What is YK11?
May 11, 2016 IRC.Bio Staff
In Product Feature

The Belgian Blue breed of cows is famous for its striking muscular appearance. This is a result of a mutation related to myostatin.

What is YK11?

It is a partial androgen receptor agonist and it functions as a myostatin inhibitor. Most SARMs stimulate muscle growth by attaching to and activating androgen receptors. The vast majority of SARMs are full androgen receptor agonists, as they elicit a maximal response of the AR upon occupation. On the other hand, partial agonists activate the androgen receptor with only partial efficacy and may even display some antagonistic activity. What makes YK11 unusual is its effect on myostatin. Myostatin is a myokine, a protein produced and released by myocytes that acts on muscle cells’ autocrine function to inhibit myogenesis: muscle cell growth and differentiation.

How does YK11 work?

YK11 works by increasing production of Follistatin.
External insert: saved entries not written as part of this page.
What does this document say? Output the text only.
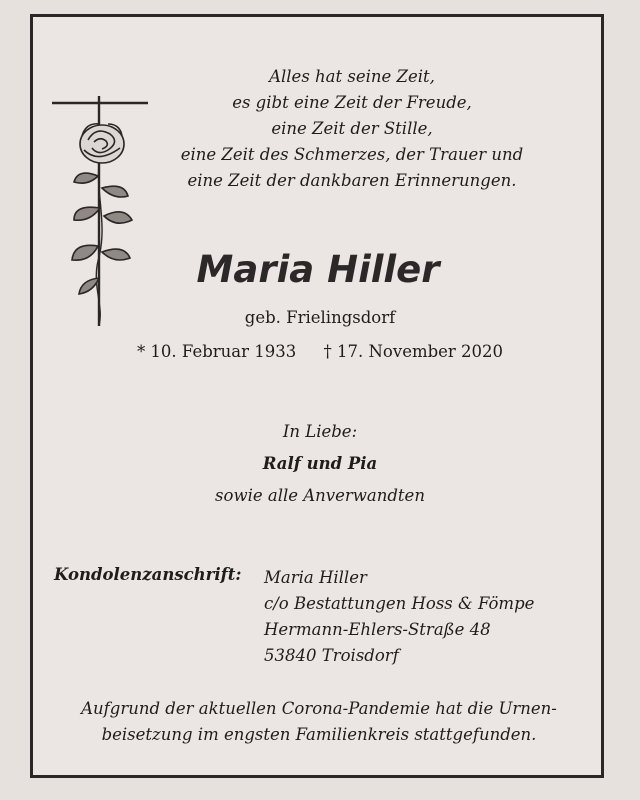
Alles hat seine Zeit,
es gibt eine Zeit der Freude,
eine Zeit der Stille,
eine Zeit des Schmerzes, der Trauer und
eine Zeit der dankbaren Erinnerungen.
Maria Hiller
geb. Frielingsdorf
* 10. Februar 1933 † 17. November 2020
In Liebe:
Ralf und Pia
sowie alle Anverwandten
Kondolenzanschrift: Maria Hiller
c/o Bestattungen Hoss & Fömpe
Hermann-Ehlers-Straße 48
53840 Troisdorf
Aufgrund der aktuellen Corona-Pandemie hat die Urnen-
beisetzung im engsten Familienkreis stattgefunden.
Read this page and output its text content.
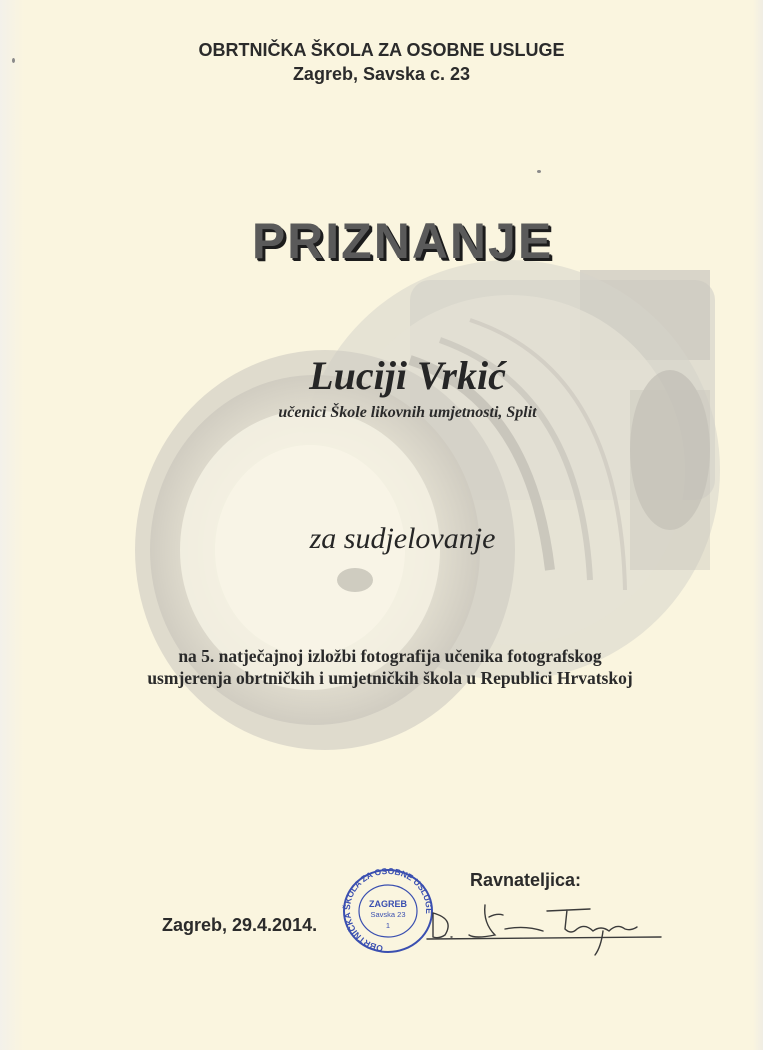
OBRTNIČKA ŠKOLA ZA OSOBNE USLUGE
Zagreb, Savska c. 23
PRIZNANJE
Luciji Vrkić
učenici Škole likovnih umjetnosti, Split
za sudjelovanje
na 5. natječajnoj izložbi fotografija učenika fotografskog
usmjerenja obrtničkih i umjetničkih škola u Republici Hrvatskoj
Ravnateljica:
Zagreb, 29.4.2014.
OBRTNIČKA ŠKOLA ZA OSOBNE USLUGE
ZAGREB
Savska 23
1
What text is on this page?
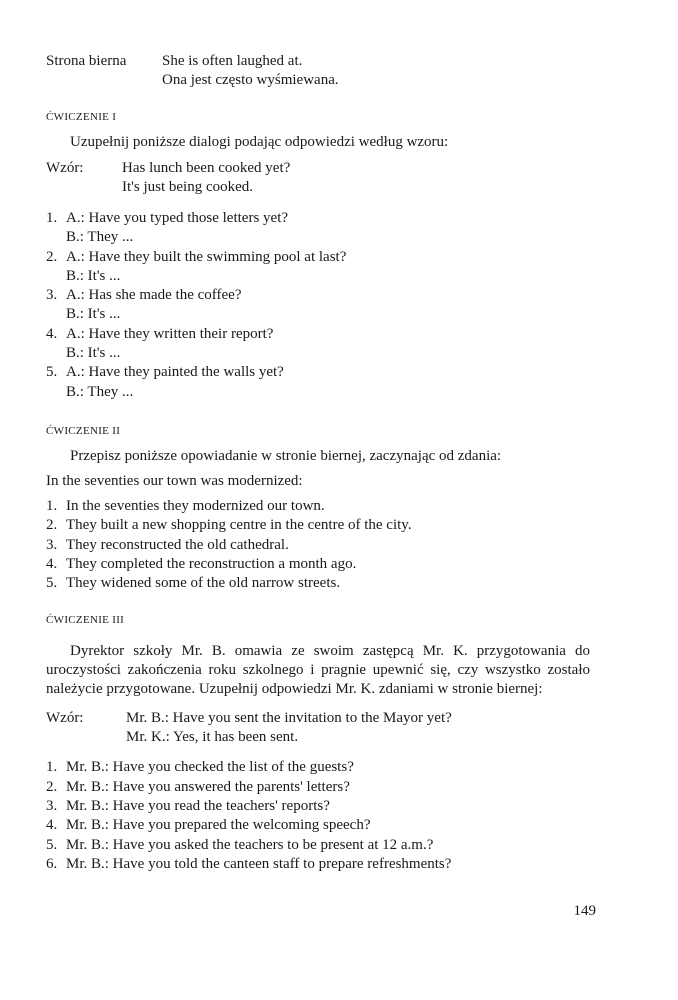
Strona bierna	She is often laughed at.
Ona jest często wyśmiewana.
ĆWICZENIE I

Uzupełnij poniższe dialogi podając odpowiedzi według wzoru:

Wzór:	Has lunch been cooked yet?
It's just being cooked.
1. A.: Have you typed those letters yet?
B.: They ...
2. A.: Have they built the swimming pool at last?
B.: It's ...
3. A.: Has she made the coffee?
B.: It's ...
4. A.: Have they written their report?
B.: It's ...
5. A.: Have they painted the walls yet?
B.: They ...
ĆWICZENIE II

Przepisz poniższe opowiadanie w stronie biernej, zaczynając od zdania:

In the seventies our town was modernized:
1. In the seventies they modernized our town.
2. They built a new shopping centre in the centre of the city.
3. They reconstructed the old cathedral.
4. They completed the reconstruction a month ago.
5. They widened some of the old narrow streets.
ĆWICZENIE III

Dyrektor szkoły Mr. B. omawia ze swoim zastępcą Mr. K. przygotowania do uroczystości zakończenia roku szkolnego i pragnie upewnić się, czy wszystko zostało należycie przygotowane. Uzupełnij odpowiedzi Mr. K. zdaniami w stronie biernej:

Wzór:	Mr. B.: Have you sent the invitation to the Mayor yet?
Mr. K.: Yes, it has been sent.
1. Mr. B.: Have you checked the list of the guests?
2. Mr. B.: Have you answered the parents' letters?
3. Mr. B.: Have you read the teachers' reports?
4. Mr. B.: Have you prepared the welcoming speech?
5. Mr. B.: Have you asked the teachers to be present at 12 a.m.?
6. Mr. B.: Have you told the canteen staff to prepare refreshments?
149
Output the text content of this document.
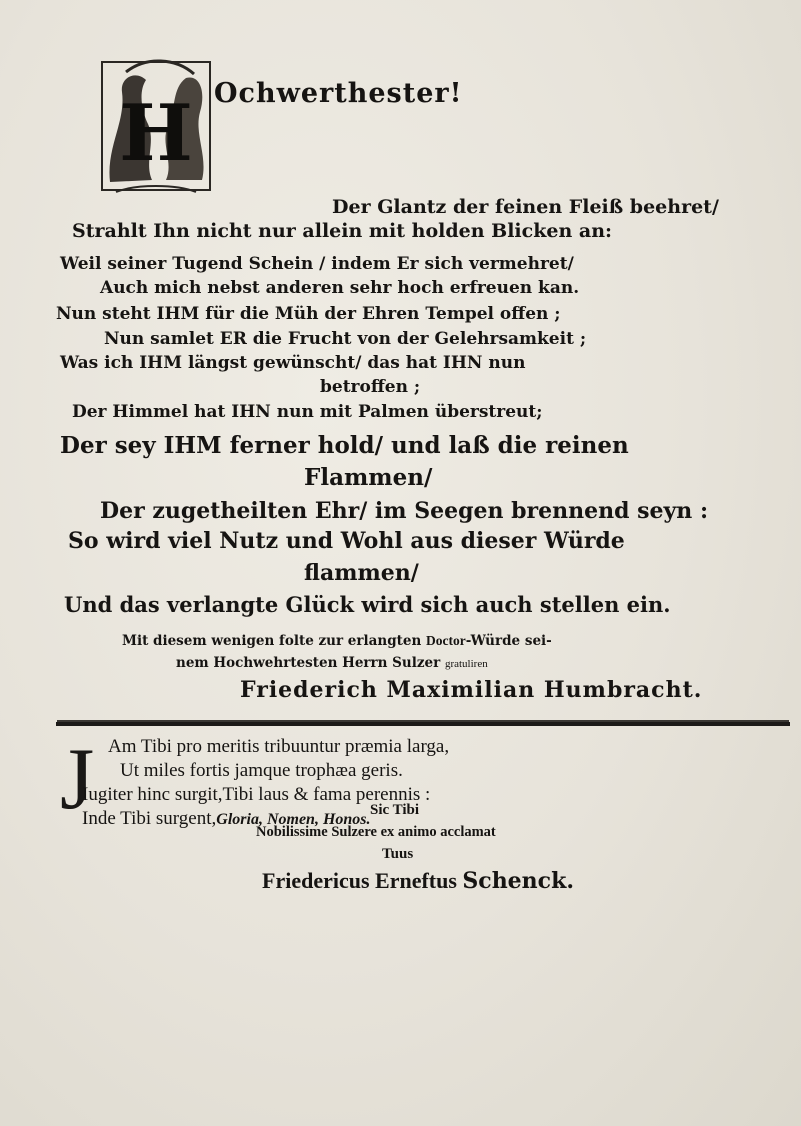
H Ochwerthester!
Der Glantz der feinen Fleiß beehret/
Strahlt Ihn nicht nur allein mit holden Blicken an:
Weil seiner Tugend Schein / indem Er sich vermehret/
Auch mich nebst anderen sehr hoch erfreuen kan.
Nun steht IHM für die Müh der Ehren Tempel offen ;
Nun samlet ER die Frucht von der Gelehrsamkeit ;
Was ich IHM längst gewünscht/ das hat IHN nun
betroffen ;
Der Himmel hat IHN nun mit Palmen überstreut;
Der sey IHM ferner hold/ und laß die reinen
Flammen/
Der zugetheilten Ehr/ im Seegen brennend seyn :
So wird viel Nutz und Wohl aus dieser Würde
flammen/
Und das verlangte Glück wird sich auch stellen ein.
Mit diesem wenigen folte zur erlangten Doctor-Würde sei-
nem Hochwehrtesten Herrn Sulzer gratuliren
Friederich Maximilian Humbracht.
J Am Tibi pro meritis tribuuntur præmia larga,
Ut miles fortis jamque trophæa geris.
Iugiter hinc surgit,Tibi laus & fama perennis :
Inde Tibi surgent,Gloria, Nomen, Honos.
Sic Tibi
Nobilissime Sulzere ex animo acclamat
Tuus
Friedericus Erneftus Schenck.
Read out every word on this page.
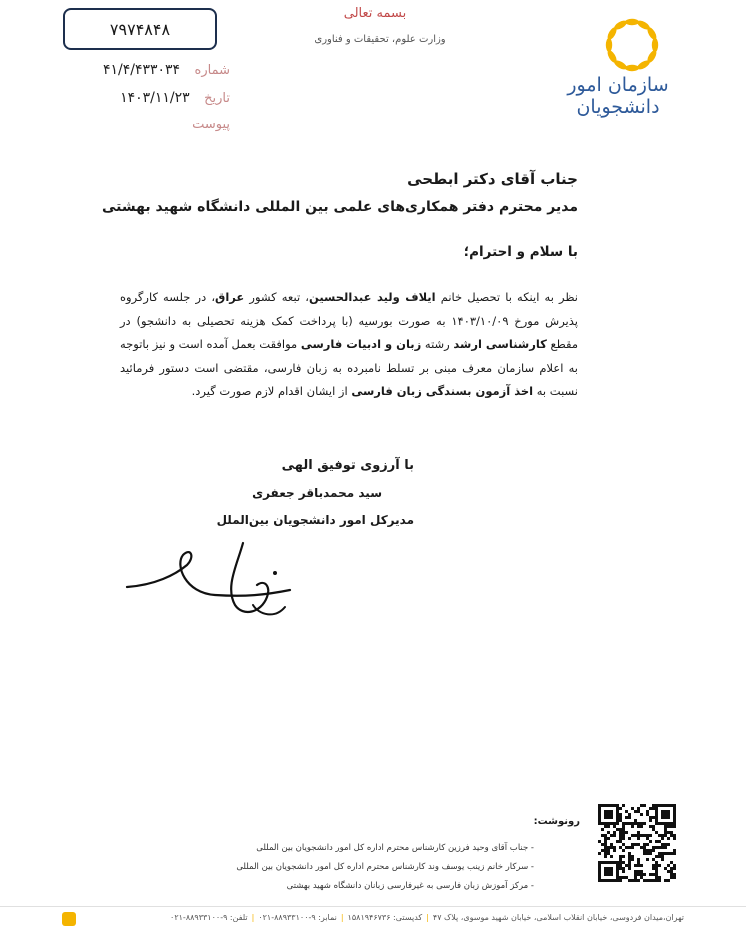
سازمان امور
دانشجویان
بسمه تعالی
وزارت علوم، تحقیقات و فناوری
۷۹۷۴۸۴۸
شماره ۴۱/۴/۴۳۳۰۳۴
تاریخ ۱۴۰۳/۱۱/۲۳
پیوست
جناب آقای دکتر ابطحی
مدیر محترم دفتر همکاری‌های علمی بین المللی دانشگاه شهید بهشتی
با سلام و احترام؛
نظر به اینکه با تحصیل خانم ایلاف ولید عبدالحسین، تبعه کشور عراق، در جلسه کارگروه پذیرش مورخ ۱۴۰۳/۱۰/۰۹ به صورت بورسیه (با پرداخت کمک هزینه تحصیلی به دانشجو) در مقطع کارشناسی ارشد رشته زبان و ادبیات فارسی موافقت بعمل آمده است و نیز باتوجه به اعلام سازمان معرف مبنی بر تسلط نامبرده به زبان فارسی، مقتضی است دستور فرمائید نسبت به اخذ آزمون بسندگی زبان فارسی از ایشان اقدام لازم صورت گیرد.
با آرزوی توفیق الهی
سید محمدباقر جعفری
مدیرکل امور دانشجویان بین‌الملل
رونوشت:
- جناب آقای وحید فرزین کارشناس محترم اداره کل امور دانشجویان بین المللی
- سرکار خانم زینب یوسف وند کارشناس محترم اداره کل امور دانشجویان بین المللی
- مرکز آموزش زبان فارسی به غیرفارسی زبانان دانشگاه شهید بهشتی
تهران،میدان فردوسی، خیابان انقلاب اسلامی، خیابان شهید موسوی، پلاک ۴۷|کدپستی: ۱۵۸۱۹۴۶۷۳۶|نمابر: ۹-۸۸۹۳۳۱۰۰-۰۲۱|تلفن: ۹-۸۸۹۳۳۱۰۰-۰۲۱
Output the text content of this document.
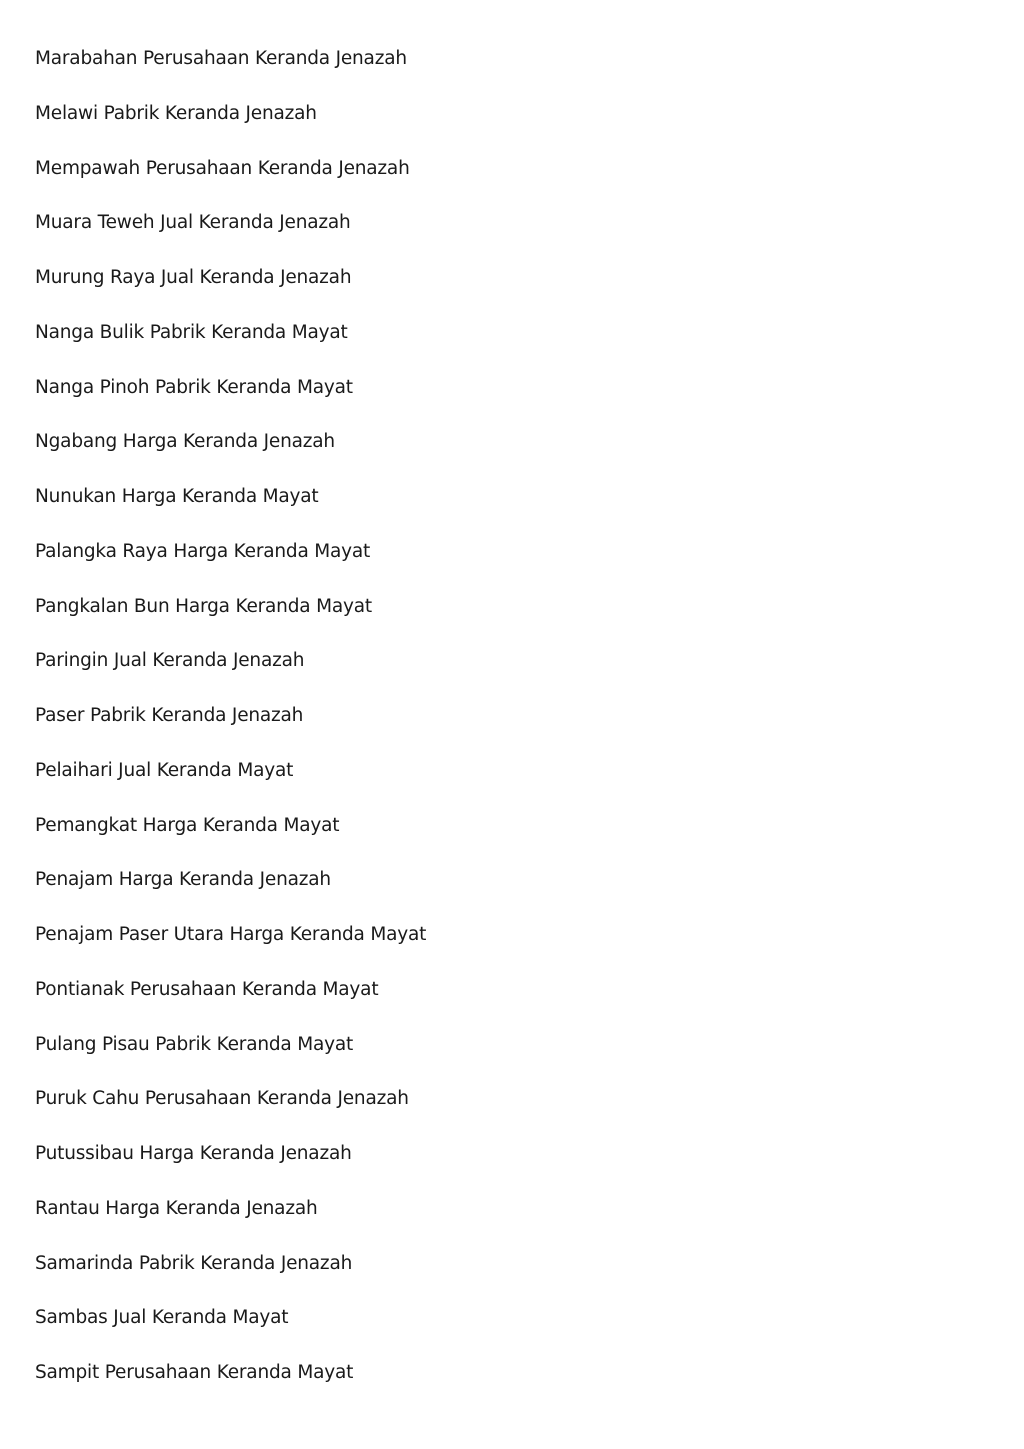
Marabahan Perusahaan Keranda Jenazah
Melawi Pabrik Keranda Jenazah
Mempawah Perusahaan Keranda Jenazah
Muara Teweh Jual Keranda Jenazah
Murung Raya Jual Keranda Jenazah
Nanga Bulik Pabrik Keranda Mayat
Nanga Pinoh Pabrik Keranda Mayat
Ngabang Harga Keranda Jenazah
Nunukan Harga Keranda Mayat
Palangka Raya Harga Keranda Mayat
Pangkalan Bun Harga Keranda Mayat
Paringin Jual Keranda Jenazah
Paser Pabrik Keranda Jenazah
Pelaihari Jual Keranda Mayat
Pemangkat Harga Keranda Mayat
Penajam Harga Keranda Jenazah
Penajam Paser Utara Harga Keranda Mayat
Pontianak Perusahaan Keranda Mayat
Pulang Pisau Pabrik Keranda Mayat
Puruk Cahu Perusahaan Keranda Jenazah
Putussibau Harga Keranda Jenazah
Rantau Harga Keranda Jenazah
Samarinda Pabrik Keranda Jenazah
Sambas Jual Keranda Mayat
Sampit Perusahaan Keranda Mayat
Follistatin is a potent antagonist of myostatin. In the presence of Follistatin, myostatin cannot inhibit muscle growth. This effect actually isn’t unique, as many steroids function as myostatin inhibitors to one degree or another. However, what is unique is the potency with which YK11 works to combat this muscle destroying molecule. In one study, YK11 was shown to increase Follistatin production several times higher than DHT, which is itself a potent inhibitor of myostatin.